When I got there, however, I found that the installation had been taken down. The ACCI gallery website does not include a photo of the piece. However, there is another sculpture by Clayton Bain that did not appear at the gallery though it is similar in that it also consists of a stack of books. I find his artist statement annoying. "I use mostly found objects, so they inherently have their own meaning. It is your experience that is reflected in the meaning, not mine. I focus more on form and spatial qualities instead. The physical space is so important to any sculpture. Any connection to the content is prejudiced by your own viewpoint. You create the artwork from that point onward. You are the artist, not me."

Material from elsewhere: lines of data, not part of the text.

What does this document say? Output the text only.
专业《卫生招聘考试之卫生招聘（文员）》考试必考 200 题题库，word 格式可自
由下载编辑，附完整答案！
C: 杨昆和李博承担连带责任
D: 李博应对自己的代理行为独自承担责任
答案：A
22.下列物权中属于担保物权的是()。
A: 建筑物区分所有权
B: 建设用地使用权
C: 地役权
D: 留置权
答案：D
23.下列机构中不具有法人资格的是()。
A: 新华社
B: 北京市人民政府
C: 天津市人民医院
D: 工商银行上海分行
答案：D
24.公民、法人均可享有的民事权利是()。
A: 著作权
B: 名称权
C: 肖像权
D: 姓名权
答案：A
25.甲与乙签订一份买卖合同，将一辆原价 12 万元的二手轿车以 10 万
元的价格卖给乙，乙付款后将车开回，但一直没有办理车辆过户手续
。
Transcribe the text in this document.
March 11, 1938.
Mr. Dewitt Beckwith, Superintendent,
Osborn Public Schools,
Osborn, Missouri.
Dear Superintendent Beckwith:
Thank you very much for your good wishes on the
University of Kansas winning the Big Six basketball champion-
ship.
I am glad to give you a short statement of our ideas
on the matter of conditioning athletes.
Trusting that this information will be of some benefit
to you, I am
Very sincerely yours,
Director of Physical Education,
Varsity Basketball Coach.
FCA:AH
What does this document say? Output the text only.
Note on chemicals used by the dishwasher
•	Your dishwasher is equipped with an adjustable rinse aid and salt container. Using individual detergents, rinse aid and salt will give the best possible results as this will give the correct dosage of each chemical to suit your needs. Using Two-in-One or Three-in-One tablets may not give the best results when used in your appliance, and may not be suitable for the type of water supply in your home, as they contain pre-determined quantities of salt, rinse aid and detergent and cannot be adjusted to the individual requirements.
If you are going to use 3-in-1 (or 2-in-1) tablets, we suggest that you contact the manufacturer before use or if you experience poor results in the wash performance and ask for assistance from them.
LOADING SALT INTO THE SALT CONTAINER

The statement strikes me as passive aggressive. If you don't like it, it's because you're "prejudiced." Plus I've never been a fan of the observer-collaborates-in-the-meaning-of-the-art pose. Culture is a collaborative construction. Is this insight not banal?
The pierced books bothered me because they were ruined. There were perfectly good well-written books in solid readable condition in those strings. And perhaps it's aggression I see here, too. Someone else's art was destroyed in order to make this person's art. The books were the sort of thing you see in yard sales and over & over on the used book clearance shelves. These weren't limited editions. These weren't unique items. These items were mass produced and many a book is destroyed by its own publisher when it becomes uneconomic. Maybe these were "saved" from the recycle bin, in any case. The piece intrigued me. I can't say as I liked it or that I carried away from it a meaning. The books in the strings interested me more than the presentation they made, rather like scanning the bookshelves in the house of a new acquaintance.
The show of which Bain's work was a part featured artists who link themselves as The Edge Group. Since the installation I'd come to photograph was no longer in the gallery window I stepped inside. Some of the Edge works were still on display, including a small bed covered with teabags. It's fun and clever and I liked looking at it. (Being an artist who can store all his work on a compact disc I always worry a bit about where bulky art lives.) Of her teabag textiles Ruth Trabancay writes, "The hand-stitched surfaces recall visions of vast epithelial sheets and cell cultures. [Trabancay used to be a biologist.] The teabags themselves represent the intimacy and ritual of sipping a cup of tea with family and friends and the finished sculpture, a gesture of warmth."
I don't like it when an artist claims that one thing "represents" another. (Can you say "objective correlative"?) But I do approve of Trabancay's description of her own associations: intimacy, ritual, family & friends, warmth.